Athènes courroucée par les propos de Miloš Zeman
L’ambassadeur grec en poste à Prague, M. Panagiotis Sarris, passera certainement une partie des fêtes en Grèce. Il a été rappelé mardi par Athènes pour consultation, un incident diplomatique attribué aux récents propos du chef de l’Etat Miloš Zeman. Dans un entretien accordé à l’agence de presse slovaque TASR, le président tchèque estimait que la Tchéquie pourrait seulement adopter l’euro une fois que la Grèce serait sortie de l’eurozone. Athènes demande des excuses officielles.
Au Château de Prague, siège de la présidence tchèque, on refuse de se livrer à tout commentaire. Le porte-parole Jiří Ovčáček, qui, au moment du référendum grec en juillet dernier, avait entre autres déclaré « qu'il n'était pas raisonnable de faire confiance à la Grèce », au contraire « d'autres pays », se contente de se dire surpris par le timing choisi par Athènes :
« Quoi qu’il en soit, pour des raisons diplomatiques, je ne vais pas commenter la démarche de la partie grecque. En revanche ce que je peux souligner, c’est que le président a déjà partagé son avis à de multiples reprises ces derniers mois, qu’il reste sur cette opinion, qu'il va le rester et qu’il va continuer à l’exprimer publiquement. »
Ce n’est pas non plus la première fois que la Grèce se plaint des déclarations tonitruantes du président Zeman, avec notamment l’envoi d’une « démarche diplomatique » de protestation, que le château de Prague nie cependant avoir reçue.

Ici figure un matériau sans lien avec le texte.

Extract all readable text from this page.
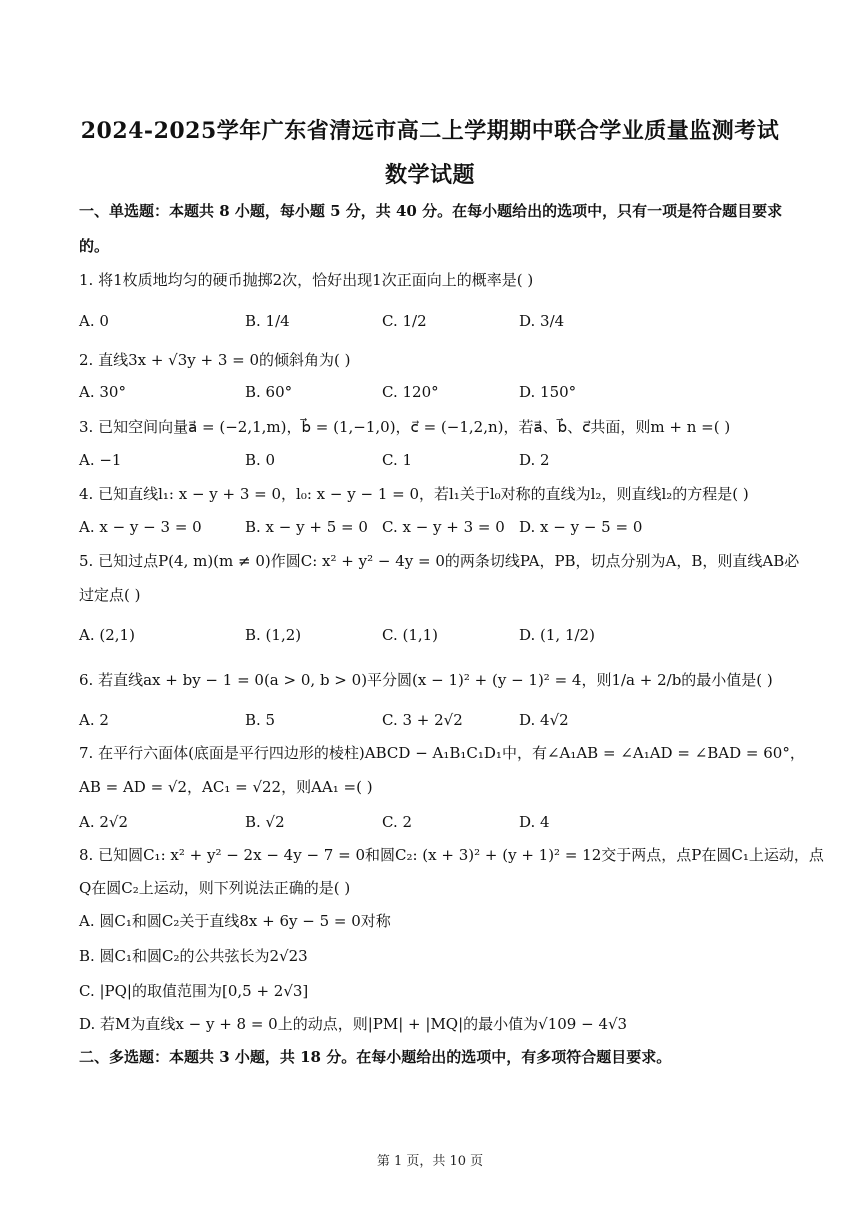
2024-2025学年广东省清远市高二上学期期中联合学业质量监测考试
数学试题
一、单选题：本题共 8 小题，每小题 5 分，共 40 分。在每小题给出的选项中，只有一项是符合题目要求
的。
1. 将1枚质地均匀的硬币抛掷2次，恰好出现1次正面向上的概率是( )
A. 0	B. 1/4	C. 1/2	D. 3/4
2. 直线3x + √3y + 3 = 0的倾斜角为( )
A. 30°	B. 60°	C. 120°	D. 150°
3. 已知空间向量a⃗ = (−2,1,m)，b⃗ = (1,−1,0)，c⃗ = (−1,2,n)，若a⃗、b⃗、c⃗共面，则m + n =( )
A. −1	B. 0	C. 1	D. 2
4. 已知直线l₁: x − y + 3 = 0，l₀: x − y − 1 = 0，若l₁关于l₀对称的直线为l₂，则直线l₂的方程是( )
A. x − y − 3 = 0	B. x − y + 5 = 0 C. x − y + 3 = 0 D. x − y − 5 = 0
5. 已知过点P(4, m)(m ≠ 0)作圆C: x² + y² − 4y = 0的两条切线PA，PB，切点分别为A，B，则直线AB必
过定点( )
A. (2,1)	B. (1,2)	C. (1,1)	D. (1, 1/2)
6. 若直线ax + by − 1 = 0(a > 0, b > 0)平分圆(x − 1)² + (y − 1)² = 4，则1/a + 2/b的最小值是( )
A. 2	B. 5	C. 3 + 2√2	D. 4√2
7. 在平行六面体(底面是平行四边形的棱柱)ABCD − A₁B₁C₁D₁中，有∠A₁AB = ∠A₁AD = ∠BAD = 60°，
AB = AD = √2，AC₁ = √22，则AA₁ =( )
A. 2√2	B. √2	C. 2	D. 4
8. 已知圆C₁: x² + y² − 2x − 4y − 7 = 0和圆C₂: (x + 3)² + (y + 1)² = 12交于两点，点P在圆C₁上运动，点
Q在圆C₂上运动，则下列说法正确的是( )
A. 圆C₁和圆C₂关于直线8x + 6y − 5 = 0对称
B. 圆C₁和圆C₂的公共弦长为2√23
C. |PQ|的取值范围为[0,5 + 2√3]
D. 若M为直线x − y + 8 = 0上的动点，则|PM| + |MQ|的最小值为√109 − 4√3
二、多选题：本题共 3 小题，共 18 分。在每小题给出的选项中，有多项符合题目要求。
第 1 页，共 10 页
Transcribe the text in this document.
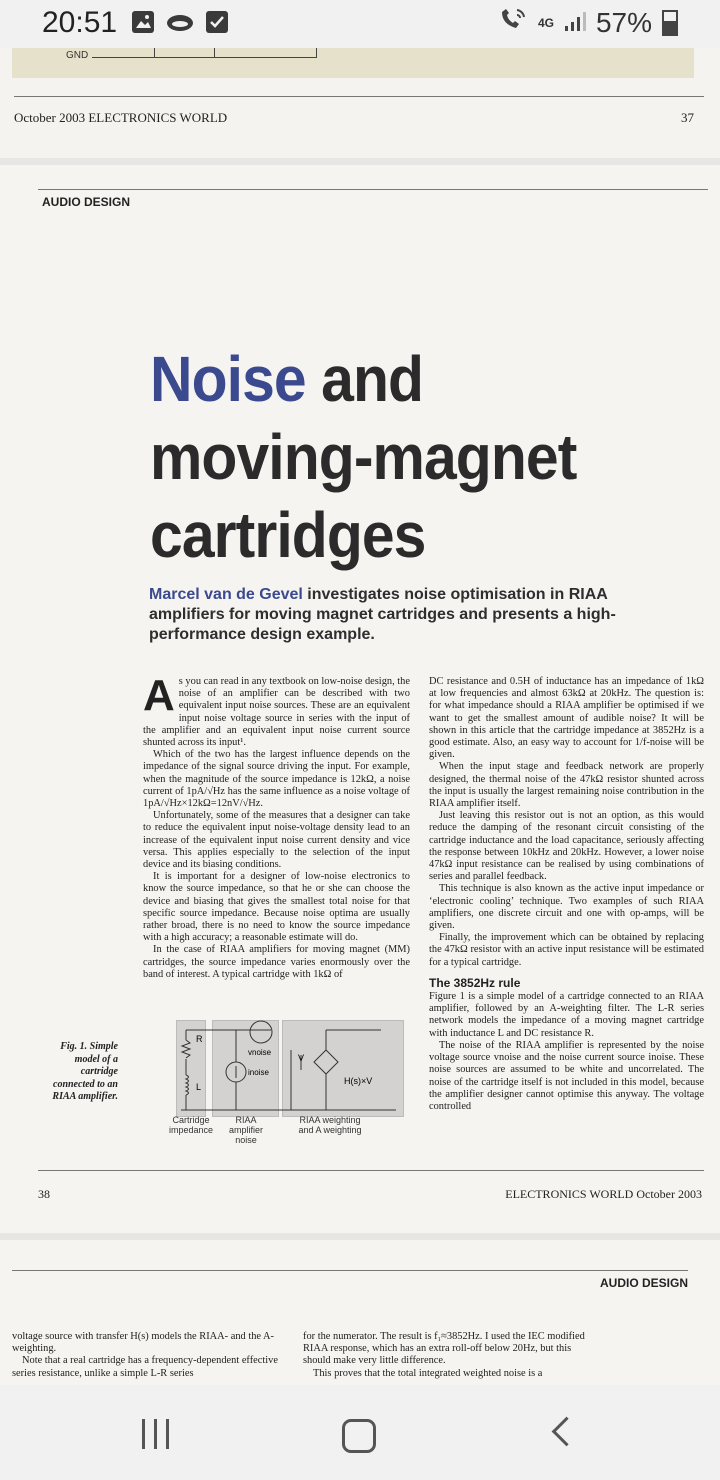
20:51	4G 57%
GND
October 2003 ELECTRONICS WORLD	37
AUDIO DESIGN
Noise and
moving-magnet
cartridges
Marcel van de Gevel investigates noise optimisation in RIAA amplifiers for moving magnet cartridges and presents a high-performance design example.
A s you can read in any textbook on low-noise design, the noise of an amplifier can be described with two equivalent input noise sources. These are an equivalent input noise voltage source in series with the input of the amplifier and an equivalent input noise current source shunted across its input¹.

Which of the two has the largest influence depends on the impedance of the signal source driving the input. For example, when the magnitude of the source impedance is 12kΩ, a noise current of 1pA/√Hz has the same influence as a noise voltage of 1pA/√Hz×12kΩ=12nV/√Hz.

Unfortunately, some of the measures that a designer can take to reduce the equivalent input noise-voltage density lead to an increase of the equivalent input noise current density and vice versa. This applies especially to the selection of the input device and its biasing conditions.

It is important for a designer of low-noise electronics to know the source impedance, so that he or she can choose the device and biasing that gives the smallest total noise for that specific source impedance. Because noise optima are usually rather broad, there is no need to know the source impedance with a high accuracy; a reasonable estimate will do.

In the case of RIAA amplifiers for moving magnet (MM) cartridges, the source impedance varies enormously over the band of interest. A typical cartridge with 1kΩ of

DC resistance and 0.5H of inductance has an impedance of 1kΩ at low frequencies and almost 63kΩ at 20kHz. The question is: for what impedance should a RIAA amplifier be optimised if we want to get the smallest amount of audible noise? It will be shown in this article that the cartridge impedance at 3852Hz is a good estimate. Also, an easy way to account for 1/f-noise will be given.

When the input stage and feedback network are properly designed, the thermal noise of the 47kΩ resistor shunted across the input is usually the largest remaining noise contribution in the RIAA amplifier itself.

Just leaving this resistor out is not an option, as this would reduce the damping of the resonant circuit consisting of the cartridge inductance and the load capacitance, seriously affecting the response between 10kHz and 20kHz. However, a lower noise 47kΩ input resistance can be realised by using combinations of series and parallel feedback.

This technique is also known as the active input impedance or ‘electronic cooling’ technique. Two examples of such RIAA amplifiers, one discrete circuit and one with op-amps, will be given.

Finally, the improvement which can be obtained by replacing the 47kΩ resistor with an active input resistance will be estimated for a typical cartridge.

The 3852Hz rule

Figure 1 is a simple model of a cartridge connected to an RIAA amplifier, followed by an A-weighting filter. The L-R series network models the impedance of a moving magnet cartridge with inductance L and DC resistance R.

The noise of the RIAA amplifier is represented by the noise voltage source vnoise and the noise current source inoise. These noise sources are assumed to be white and uncorrelated. The noise of the cartridge itself is not included in this model, because the amplifier designer cannot optimise this anyway. The voltage controlled

Fig. 1. Simple model of a cartridge connected to an RIAA amplifier.
R
L
vnoise
inoise
V
H(s)×V
Cartridge impedance
RIAA amplifier noise
RIAA weighting and A weighting
38	ELECTRONICS WORLD October 2003
AUDIO DESIGN

voltage source with transfer H(s) models the RIAA- and the A-weighting.

Note that a real cartridge has a frequency-dependent effective series resistance, unlike a simple L-R series

for the numerator. The result is f₁≈3852Hz. I used the IEC modified RIAA response, which has an extra roll-off below 20Hz, but this should make very little difference.

This proves that the total integrated weighted noise is a
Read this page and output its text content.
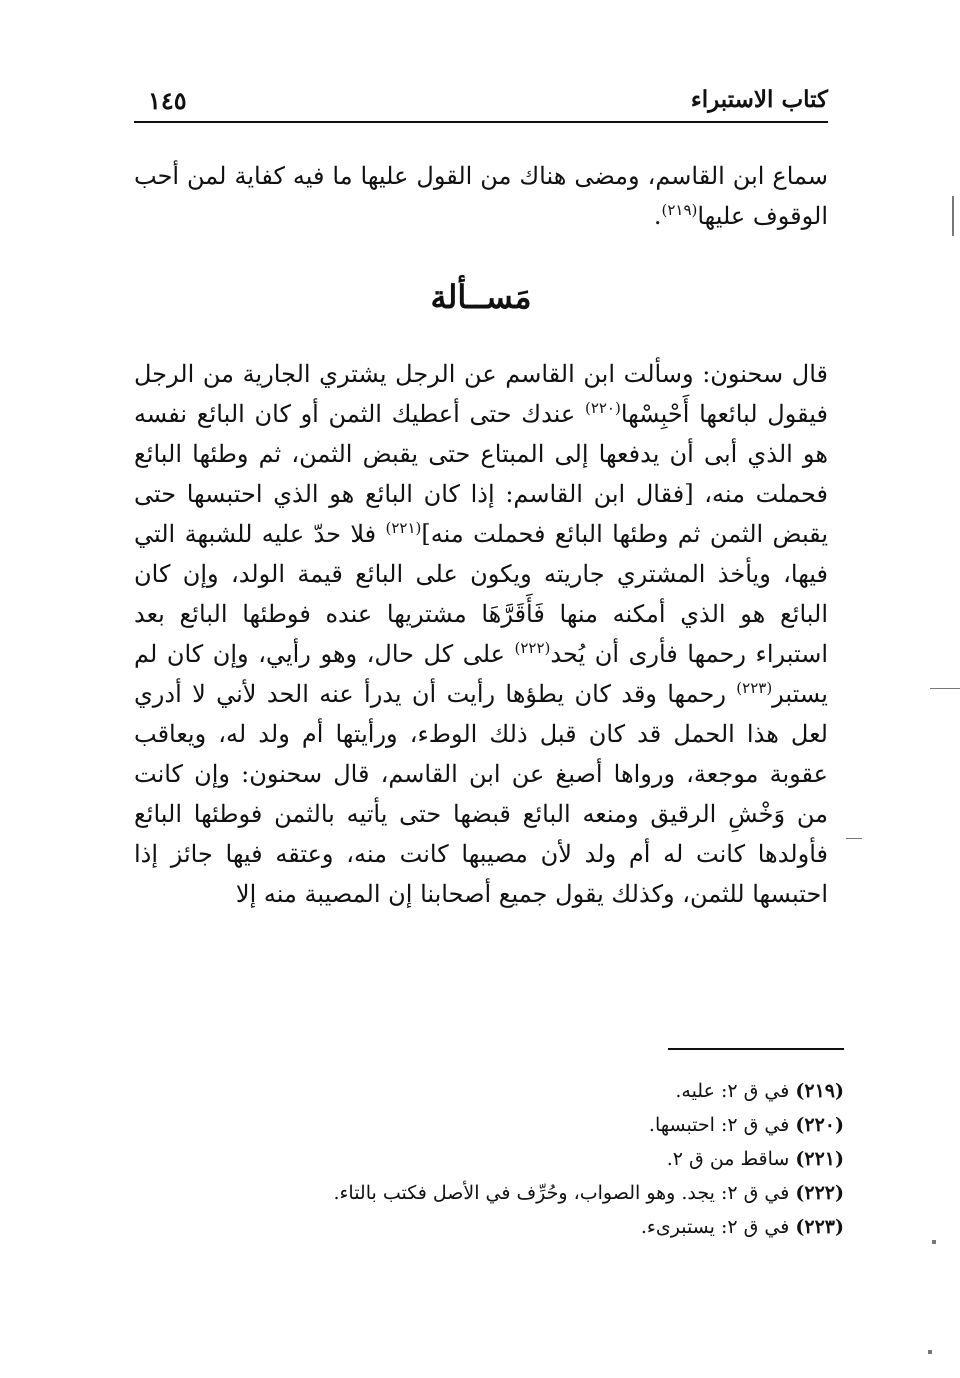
كتاب الاستبراء
١٤٥
سماع ابن القاسم، ومضى هناك من القول عليها ما فيه كفاية لمن أحب الوقوف عليها$^{(٢١٩)}$.
مَســألة
قال سحنون: وسألت ابن القاسم عن الرجل يشتري الجارية من الرجل فيقول لبائعها أَحْبِسْها$^{(٢٢٠)}$ عندك حتى أعطيك الثمن أو كان البائع نفسه هو الذي أبى أن يدفعها إلى المبتاع حتى يقبض الثمن، ثم وطئها البائع فحملت منه، [فقال ابن القاسم: إذا كان البائع هو الذي احتبسها حتى يقبض الثمن ثم وطئها البائع فحملت منه]$^{(٢٢١)}$ فلا حدّ عليه للشبهة التي فيها، ويأخذ المشتري جاريته ويكون على البائع قيمة الولد، وإن كان البائع هو الذي أمكنه منها فَأَقَرَّهَا مشتريها عنده فوطئها البائع بعد استبراء رحمها فأرى أن يُحد$^{(٢٢٢)}$ على كل حال، وهو رأيي، وإن كان لم يستبر$^{(٢٢٣)}$ رحمها وقد كان يطؤها رأيت أن يدرأ عنه الحد لأني لا أدري لعل هذا الحمل قد كان قبل ذلك الوطء، ورأيتها أم ولد له، ويعاقب عقوبة موجعة، ورواها أصبغ عن ابن القاسم، قال سحنون: وإن كانت من وَخْشِ الرقيق ومنعه البائع قبضها حتى يأتيه بالثمن فوطئها البائع فأولدها كانت له أم ولد لأن مصيبها كانت منه، وعتقه فيها جائز إذا احتبسها للثمن، وكذلك يقول جميع أصحابنا إن المصيبة منه إلا
(٢١٩) في ق ٢: عليه.
(٢٢٠) في ق ٢: احتبسها.
(٢٢١) ساقط من ق ٢.
(٢٢٢) في ق ٢: يجد. وهو الصواب، وحُرِّف في الأصل فكتب بالتاء.
(٢٢٣) في ق ٢: يستبرىء.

Lors de la victoire du parti de gauche Syriza aux législatives grecques en janvier dernier, M. Ovčáček indiquait que le chef de l’Etat se refusait à s’immiscer dans la politique intérieure grecque, mais glissait au passage que « les dettes devaient se payer ». Miloš Zeman, fervent partisan de l’adhésion de son pays à la zone euro, n’a pas manqué à l’été dernier de se joindre au concert européen de reproches à l’égard du gouvernement d’Alexis Tsipras, estimant déjà à l’époque que le « Grexit » était la solution la plus satisfaisante pour résoudre la crise.Dans le monde politique tchèque, c’est avant tout la surprise qui semble dominer. Certains trouvent la décision d’Athènes « exagérée », tous s’accordent à dire qu’il s’agit d’un signal fort envoyé à Prague, ce type de démarche étant relativement rare entre des pays alliés, membres tous deux de l’OTAN et de l’UE. Côté gouvernemental, on joue l’apaisement, à l’image du premier ministre Bohuslav Sobotka :
« Avant de faire le moindre commentaire, j’attends que nous apprenions de la part d’Athènes pourquoi l’ambassadeur a été rappelé pour consultation. Je ne veux pas spéculer sur les éventuelles raisons. Quand on regarde la situation de la Grèce, c’est aujourd’hui le souffre-douleur préféré en Europe. C’était le souffre-douleur privilégié durant la crise financière, il l’est désormais avec la crise migratoire. Cela ne signifie pas pour autant que la Grèce a toujours été parfaite. Je veux simplement faire remarquer que ce n’est pas la Grèce qui a causé la crise financière et que ce n’est pas non plus la Grèce qui a engendré la guerre en Syrie. »Selon la chaîne de télévision CNN Greece, le chef de la diplomatie grecque, le professeur de sciences politiques et économiques Níkos Kotziás, membre du parti communiste, aurait obtenu l’aval du premier ministre Tsipras avant de rappeler l’ambassadeur. Plus généralement, la Grèce est mécontente de l’attitude qu’elle juge agressive de certains pays d’Europe centrale à son égard, exprimée tout d’abord dans le contexte de la crise économique et maintenant avec la question des réfugiés.
Plusieurs pays de l’UE menaçaient ainsi début décembre de suspendre voire d’exclure Athènes de l’espace Schengen, une position écartée par le chef du gouvernement Bohuslav Sobotka, pour qui il doit cependant être possible entre partenaires d’aborder sans fard tous les sujets, même les plus délicats.